What determines the effects of Growth hormone and IGF-1?

Answer 25

The effects of Growth Hormone and IGF-1 depend on METABOLIC STATE (fed or fasted)
Growth Hormone is ANABOLIC in FED state
and CATABOLIC (break down) is FASTED state
Adipose tissue- GH will stimulate adipose tissue and decrease glucose uptake, while increase lipolysis in FED state (hence decreasing adiposity)
Liver: GH will stimulate liver by increasing RNA synthesis, protein synthesis an IGFBP and IGFs in Fed state, meanwhile Increasing Gluconeogenesis in FASTED state (this will lead to stimulation of IGF-1)
IGF-1 will stimulate protein synthesis, RNA synthesis, DNA synthesis and Cell size and number in bone, heart and lung during FED state (increase organ size and increase organ function).
Both stimulation of GH and IGF-1 will stimulate increase in amino acid uptake, protein synthesis, RNA synthesis, DNA synthesis and collagen in fed state.

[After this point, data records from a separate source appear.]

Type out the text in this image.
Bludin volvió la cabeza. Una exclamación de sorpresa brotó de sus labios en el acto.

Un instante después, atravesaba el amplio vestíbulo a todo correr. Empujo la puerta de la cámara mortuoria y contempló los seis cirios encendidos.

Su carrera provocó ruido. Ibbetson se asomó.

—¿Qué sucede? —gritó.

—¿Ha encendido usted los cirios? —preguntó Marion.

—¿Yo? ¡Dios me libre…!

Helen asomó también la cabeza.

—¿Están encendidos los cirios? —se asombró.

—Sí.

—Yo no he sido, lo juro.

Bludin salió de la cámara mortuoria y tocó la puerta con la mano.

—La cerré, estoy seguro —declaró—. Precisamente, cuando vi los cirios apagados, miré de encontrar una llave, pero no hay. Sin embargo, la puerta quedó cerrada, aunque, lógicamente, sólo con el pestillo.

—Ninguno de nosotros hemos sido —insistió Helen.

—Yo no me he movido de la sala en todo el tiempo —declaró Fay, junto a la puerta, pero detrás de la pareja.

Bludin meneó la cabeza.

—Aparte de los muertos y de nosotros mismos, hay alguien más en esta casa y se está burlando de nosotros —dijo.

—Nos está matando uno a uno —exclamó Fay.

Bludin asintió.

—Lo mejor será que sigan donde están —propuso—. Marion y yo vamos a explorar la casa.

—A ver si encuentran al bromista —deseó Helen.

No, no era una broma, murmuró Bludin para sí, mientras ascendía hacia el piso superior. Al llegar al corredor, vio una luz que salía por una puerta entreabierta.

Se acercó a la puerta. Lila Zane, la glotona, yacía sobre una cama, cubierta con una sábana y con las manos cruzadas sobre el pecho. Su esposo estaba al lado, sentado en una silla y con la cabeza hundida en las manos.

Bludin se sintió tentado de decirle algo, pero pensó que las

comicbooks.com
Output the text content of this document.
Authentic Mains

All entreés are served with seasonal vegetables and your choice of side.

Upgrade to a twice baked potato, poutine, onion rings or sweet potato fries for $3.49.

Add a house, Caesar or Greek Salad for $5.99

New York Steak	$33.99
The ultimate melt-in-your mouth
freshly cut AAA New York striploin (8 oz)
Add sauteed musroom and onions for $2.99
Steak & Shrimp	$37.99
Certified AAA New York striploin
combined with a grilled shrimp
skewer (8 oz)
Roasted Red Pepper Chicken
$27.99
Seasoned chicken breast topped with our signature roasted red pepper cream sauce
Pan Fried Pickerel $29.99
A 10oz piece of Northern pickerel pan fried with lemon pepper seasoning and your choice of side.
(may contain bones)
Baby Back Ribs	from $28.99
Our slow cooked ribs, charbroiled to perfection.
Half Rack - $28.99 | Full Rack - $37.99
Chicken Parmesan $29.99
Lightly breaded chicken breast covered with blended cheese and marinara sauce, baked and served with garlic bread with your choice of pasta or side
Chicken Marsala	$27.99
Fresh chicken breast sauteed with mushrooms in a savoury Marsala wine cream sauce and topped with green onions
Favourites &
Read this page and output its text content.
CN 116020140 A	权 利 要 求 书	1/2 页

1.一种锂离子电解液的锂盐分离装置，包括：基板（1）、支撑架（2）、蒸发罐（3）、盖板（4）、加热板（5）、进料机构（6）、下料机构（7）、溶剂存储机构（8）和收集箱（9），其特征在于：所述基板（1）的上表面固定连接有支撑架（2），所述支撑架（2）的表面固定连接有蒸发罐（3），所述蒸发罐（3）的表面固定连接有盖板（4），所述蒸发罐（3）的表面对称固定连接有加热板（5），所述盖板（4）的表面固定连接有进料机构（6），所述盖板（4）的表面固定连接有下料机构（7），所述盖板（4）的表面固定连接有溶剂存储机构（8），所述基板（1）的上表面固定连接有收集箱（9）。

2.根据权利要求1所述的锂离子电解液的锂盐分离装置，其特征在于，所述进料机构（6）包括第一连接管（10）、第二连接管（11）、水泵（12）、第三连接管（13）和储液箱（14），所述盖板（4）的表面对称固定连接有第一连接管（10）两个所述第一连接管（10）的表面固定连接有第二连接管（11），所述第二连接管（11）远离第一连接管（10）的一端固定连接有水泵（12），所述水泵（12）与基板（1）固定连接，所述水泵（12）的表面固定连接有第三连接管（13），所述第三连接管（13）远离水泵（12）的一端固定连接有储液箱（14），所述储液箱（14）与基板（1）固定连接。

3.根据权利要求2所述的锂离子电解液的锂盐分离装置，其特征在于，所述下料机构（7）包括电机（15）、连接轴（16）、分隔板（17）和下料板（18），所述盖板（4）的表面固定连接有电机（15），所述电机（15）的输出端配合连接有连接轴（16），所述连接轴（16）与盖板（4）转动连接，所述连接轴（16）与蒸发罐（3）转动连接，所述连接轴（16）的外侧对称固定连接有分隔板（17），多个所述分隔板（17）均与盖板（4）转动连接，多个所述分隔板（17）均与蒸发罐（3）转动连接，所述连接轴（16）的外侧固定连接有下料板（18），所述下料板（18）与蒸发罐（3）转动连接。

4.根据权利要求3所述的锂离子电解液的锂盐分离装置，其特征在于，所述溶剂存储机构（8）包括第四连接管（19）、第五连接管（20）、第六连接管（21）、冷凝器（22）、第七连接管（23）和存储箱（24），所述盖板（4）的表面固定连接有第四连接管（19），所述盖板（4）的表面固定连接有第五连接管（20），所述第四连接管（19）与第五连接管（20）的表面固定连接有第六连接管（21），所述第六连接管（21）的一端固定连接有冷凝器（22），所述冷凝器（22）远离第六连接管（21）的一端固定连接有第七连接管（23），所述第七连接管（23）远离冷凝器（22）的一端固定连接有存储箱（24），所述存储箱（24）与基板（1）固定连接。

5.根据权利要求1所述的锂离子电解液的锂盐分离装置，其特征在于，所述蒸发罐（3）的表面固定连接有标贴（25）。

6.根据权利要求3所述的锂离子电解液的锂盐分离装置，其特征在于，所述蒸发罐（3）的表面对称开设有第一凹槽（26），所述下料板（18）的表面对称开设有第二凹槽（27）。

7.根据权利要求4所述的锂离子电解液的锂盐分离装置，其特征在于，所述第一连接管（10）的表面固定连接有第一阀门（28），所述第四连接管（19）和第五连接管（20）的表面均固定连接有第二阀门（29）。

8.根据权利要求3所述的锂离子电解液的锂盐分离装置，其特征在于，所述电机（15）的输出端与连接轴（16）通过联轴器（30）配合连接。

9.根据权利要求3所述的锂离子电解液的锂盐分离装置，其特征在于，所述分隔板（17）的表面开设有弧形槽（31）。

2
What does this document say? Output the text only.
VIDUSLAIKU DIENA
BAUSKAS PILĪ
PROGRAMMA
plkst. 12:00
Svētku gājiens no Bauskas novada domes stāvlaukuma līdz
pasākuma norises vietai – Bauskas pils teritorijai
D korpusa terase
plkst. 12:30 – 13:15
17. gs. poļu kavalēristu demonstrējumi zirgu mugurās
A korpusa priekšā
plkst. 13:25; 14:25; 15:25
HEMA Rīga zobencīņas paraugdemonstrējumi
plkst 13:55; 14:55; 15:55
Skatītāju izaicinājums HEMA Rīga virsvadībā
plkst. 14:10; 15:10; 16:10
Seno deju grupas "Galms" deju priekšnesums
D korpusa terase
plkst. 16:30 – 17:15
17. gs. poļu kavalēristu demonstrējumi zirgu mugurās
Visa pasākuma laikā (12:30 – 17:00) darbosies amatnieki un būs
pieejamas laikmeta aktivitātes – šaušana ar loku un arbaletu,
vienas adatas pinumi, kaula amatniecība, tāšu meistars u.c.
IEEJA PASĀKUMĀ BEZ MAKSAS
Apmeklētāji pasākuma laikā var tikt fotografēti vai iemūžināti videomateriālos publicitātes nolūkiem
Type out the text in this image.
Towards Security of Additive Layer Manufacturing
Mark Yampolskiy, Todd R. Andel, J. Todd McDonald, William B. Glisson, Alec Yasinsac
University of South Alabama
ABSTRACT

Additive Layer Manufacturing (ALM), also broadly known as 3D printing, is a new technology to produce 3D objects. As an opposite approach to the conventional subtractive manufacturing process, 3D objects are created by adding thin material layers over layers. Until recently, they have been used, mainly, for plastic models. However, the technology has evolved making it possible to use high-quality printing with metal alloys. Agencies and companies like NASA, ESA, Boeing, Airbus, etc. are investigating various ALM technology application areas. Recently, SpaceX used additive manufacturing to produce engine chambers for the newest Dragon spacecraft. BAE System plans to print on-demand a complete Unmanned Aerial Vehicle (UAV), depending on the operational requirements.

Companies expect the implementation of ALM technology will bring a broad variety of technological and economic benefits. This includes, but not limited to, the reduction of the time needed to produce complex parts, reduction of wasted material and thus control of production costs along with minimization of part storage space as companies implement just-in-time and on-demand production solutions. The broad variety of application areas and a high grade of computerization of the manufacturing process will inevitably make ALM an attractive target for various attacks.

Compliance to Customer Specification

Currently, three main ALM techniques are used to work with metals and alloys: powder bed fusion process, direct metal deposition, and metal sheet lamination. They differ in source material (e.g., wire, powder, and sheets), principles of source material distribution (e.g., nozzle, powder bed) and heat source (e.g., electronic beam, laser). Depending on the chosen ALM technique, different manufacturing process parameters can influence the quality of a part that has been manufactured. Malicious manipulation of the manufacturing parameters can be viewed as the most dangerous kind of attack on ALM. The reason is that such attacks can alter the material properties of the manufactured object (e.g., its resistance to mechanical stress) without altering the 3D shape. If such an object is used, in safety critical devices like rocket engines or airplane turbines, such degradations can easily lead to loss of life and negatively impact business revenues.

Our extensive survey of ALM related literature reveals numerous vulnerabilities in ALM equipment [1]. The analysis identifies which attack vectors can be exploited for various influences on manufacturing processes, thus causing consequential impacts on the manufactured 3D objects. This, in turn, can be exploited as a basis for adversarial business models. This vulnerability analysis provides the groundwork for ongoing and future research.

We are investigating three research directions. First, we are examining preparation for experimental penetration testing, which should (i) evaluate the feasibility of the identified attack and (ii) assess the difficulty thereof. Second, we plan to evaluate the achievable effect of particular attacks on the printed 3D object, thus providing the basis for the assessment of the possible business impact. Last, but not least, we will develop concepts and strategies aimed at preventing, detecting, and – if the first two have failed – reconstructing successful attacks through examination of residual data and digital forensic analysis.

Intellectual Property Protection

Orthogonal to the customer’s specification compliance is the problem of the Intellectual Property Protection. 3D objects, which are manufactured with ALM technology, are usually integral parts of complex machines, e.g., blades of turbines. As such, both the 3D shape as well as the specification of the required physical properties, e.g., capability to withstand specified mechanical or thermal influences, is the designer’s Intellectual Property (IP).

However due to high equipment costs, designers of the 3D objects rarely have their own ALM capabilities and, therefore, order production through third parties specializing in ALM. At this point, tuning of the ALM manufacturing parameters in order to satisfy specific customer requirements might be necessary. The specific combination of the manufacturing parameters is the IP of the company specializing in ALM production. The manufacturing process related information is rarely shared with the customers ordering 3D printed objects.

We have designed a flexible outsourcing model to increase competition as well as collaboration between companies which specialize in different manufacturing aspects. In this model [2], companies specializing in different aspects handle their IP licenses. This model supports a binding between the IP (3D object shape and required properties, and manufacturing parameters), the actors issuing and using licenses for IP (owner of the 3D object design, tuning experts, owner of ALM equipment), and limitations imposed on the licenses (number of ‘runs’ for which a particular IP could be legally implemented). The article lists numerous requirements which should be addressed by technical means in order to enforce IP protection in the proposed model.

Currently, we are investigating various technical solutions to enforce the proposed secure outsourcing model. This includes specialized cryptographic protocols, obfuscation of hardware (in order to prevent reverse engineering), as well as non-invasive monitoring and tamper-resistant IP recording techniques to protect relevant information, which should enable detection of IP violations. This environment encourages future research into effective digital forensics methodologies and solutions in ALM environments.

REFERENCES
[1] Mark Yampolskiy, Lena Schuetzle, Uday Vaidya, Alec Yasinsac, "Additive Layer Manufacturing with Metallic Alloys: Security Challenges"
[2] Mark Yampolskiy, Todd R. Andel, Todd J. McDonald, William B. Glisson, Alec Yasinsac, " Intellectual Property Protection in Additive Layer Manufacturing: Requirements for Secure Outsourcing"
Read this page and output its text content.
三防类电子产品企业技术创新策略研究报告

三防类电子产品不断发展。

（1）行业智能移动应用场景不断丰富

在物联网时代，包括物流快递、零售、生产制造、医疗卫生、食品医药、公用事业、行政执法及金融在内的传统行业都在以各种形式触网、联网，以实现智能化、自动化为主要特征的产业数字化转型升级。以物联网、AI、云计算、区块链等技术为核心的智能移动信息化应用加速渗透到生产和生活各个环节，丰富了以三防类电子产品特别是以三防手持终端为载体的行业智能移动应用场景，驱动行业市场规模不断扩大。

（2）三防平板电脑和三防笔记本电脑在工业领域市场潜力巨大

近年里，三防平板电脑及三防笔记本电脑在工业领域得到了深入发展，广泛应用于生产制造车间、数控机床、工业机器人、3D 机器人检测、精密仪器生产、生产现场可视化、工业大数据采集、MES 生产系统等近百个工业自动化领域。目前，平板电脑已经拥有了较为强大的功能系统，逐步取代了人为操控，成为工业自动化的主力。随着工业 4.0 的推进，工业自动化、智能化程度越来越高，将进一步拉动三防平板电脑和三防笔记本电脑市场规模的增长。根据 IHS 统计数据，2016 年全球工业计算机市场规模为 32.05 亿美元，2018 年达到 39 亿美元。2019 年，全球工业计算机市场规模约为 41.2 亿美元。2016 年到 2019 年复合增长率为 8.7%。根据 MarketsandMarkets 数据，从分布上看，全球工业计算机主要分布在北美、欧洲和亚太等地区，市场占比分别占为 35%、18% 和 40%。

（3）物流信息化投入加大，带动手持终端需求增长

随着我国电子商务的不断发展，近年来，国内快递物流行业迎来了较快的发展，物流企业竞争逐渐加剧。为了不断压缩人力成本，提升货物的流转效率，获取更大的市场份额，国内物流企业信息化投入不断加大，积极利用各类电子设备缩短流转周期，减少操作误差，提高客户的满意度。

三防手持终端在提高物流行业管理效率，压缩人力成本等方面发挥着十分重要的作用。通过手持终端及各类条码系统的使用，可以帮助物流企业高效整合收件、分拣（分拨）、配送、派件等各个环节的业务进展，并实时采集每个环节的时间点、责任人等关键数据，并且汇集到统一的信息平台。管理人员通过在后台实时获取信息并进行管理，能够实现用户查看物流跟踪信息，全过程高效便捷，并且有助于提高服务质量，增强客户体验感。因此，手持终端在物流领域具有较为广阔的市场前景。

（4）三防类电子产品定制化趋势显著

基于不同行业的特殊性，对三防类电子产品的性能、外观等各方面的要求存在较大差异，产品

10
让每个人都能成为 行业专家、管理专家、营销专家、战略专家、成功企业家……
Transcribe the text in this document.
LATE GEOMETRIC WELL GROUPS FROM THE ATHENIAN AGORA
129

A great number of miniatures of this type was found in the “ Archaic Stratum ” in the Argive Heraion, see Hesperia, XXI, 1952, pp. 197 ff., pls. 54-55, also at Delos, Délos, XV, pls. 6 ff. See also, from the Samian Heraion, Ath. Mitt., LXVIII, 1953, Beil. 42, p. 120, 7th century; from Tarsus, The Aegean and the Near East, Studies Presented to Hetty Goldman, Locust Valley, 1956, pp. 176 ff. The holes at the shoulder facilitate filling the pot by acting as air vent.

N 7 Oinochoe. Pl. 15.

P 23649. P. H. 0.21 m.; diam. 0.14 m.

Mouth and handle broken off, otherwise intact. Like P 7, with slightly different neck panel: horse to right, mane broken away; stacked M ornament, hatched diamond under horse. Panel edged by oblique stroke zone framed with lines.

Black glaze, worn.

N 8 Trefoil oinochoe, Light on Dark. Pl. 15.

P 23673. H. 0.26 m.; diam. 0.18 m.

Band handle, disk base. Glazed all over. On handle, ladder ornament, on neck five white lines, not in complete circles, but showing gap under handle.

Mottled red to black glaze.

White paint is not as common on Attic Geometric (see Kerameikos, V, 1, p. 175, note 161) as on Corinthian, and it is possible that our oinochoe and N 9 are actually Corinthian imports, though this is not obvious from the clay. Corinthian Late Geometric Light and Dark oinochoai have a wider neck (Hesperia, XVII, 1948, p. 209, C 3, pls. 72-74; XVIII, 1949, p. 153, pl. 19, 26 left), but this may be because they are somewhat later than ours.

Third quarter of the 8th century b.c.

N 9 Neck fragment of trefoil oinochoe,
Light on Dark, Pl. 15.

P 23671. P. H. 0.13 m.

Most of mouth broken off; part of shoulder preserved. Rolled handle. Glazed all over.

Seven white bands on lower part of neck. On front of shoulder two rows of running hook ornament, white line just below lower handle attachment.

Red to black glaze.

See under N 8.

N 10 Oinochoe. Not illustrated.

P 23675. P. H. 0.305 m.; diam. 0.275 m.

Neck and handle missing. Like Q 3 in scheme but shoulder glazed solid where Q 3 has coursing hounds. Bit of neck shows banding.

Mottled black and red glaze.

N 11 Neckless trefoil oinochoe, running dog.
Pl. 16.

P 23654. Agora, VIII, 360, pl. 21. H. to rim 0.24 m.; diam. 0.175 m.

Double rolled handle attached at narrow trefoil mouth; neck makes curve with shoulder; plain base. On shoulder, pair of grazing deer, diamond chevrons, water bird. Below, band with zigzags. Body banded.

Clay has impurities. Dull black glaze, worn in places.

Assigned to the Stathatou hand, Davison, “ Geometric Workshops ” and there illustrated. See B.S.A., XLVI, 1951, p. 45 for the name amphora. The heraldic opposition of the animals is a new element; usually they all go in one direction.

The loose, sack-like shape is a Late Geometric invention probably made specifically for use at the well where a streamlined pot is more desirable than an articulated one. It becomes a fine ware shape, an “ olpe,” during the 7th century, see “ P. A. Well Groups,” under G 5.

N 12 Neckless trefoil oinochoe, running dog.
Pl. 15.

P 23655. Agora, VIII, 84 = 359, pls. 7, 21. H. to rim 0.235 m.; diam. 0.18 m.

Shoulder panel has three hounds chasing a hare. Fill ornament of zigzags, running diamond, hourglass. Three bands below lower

Chondroitin sulfate and cell size and number also increase in fed state for chondrocytes.
MUSCLE- stimulation of GH (growth hormone) will DECREASE glucose uptake in muscle for Fasted state and increase amino acid uptake and protein synthesis in fed state, while increasing lean body mass. IGF also contributes to same trends as GH for muscle.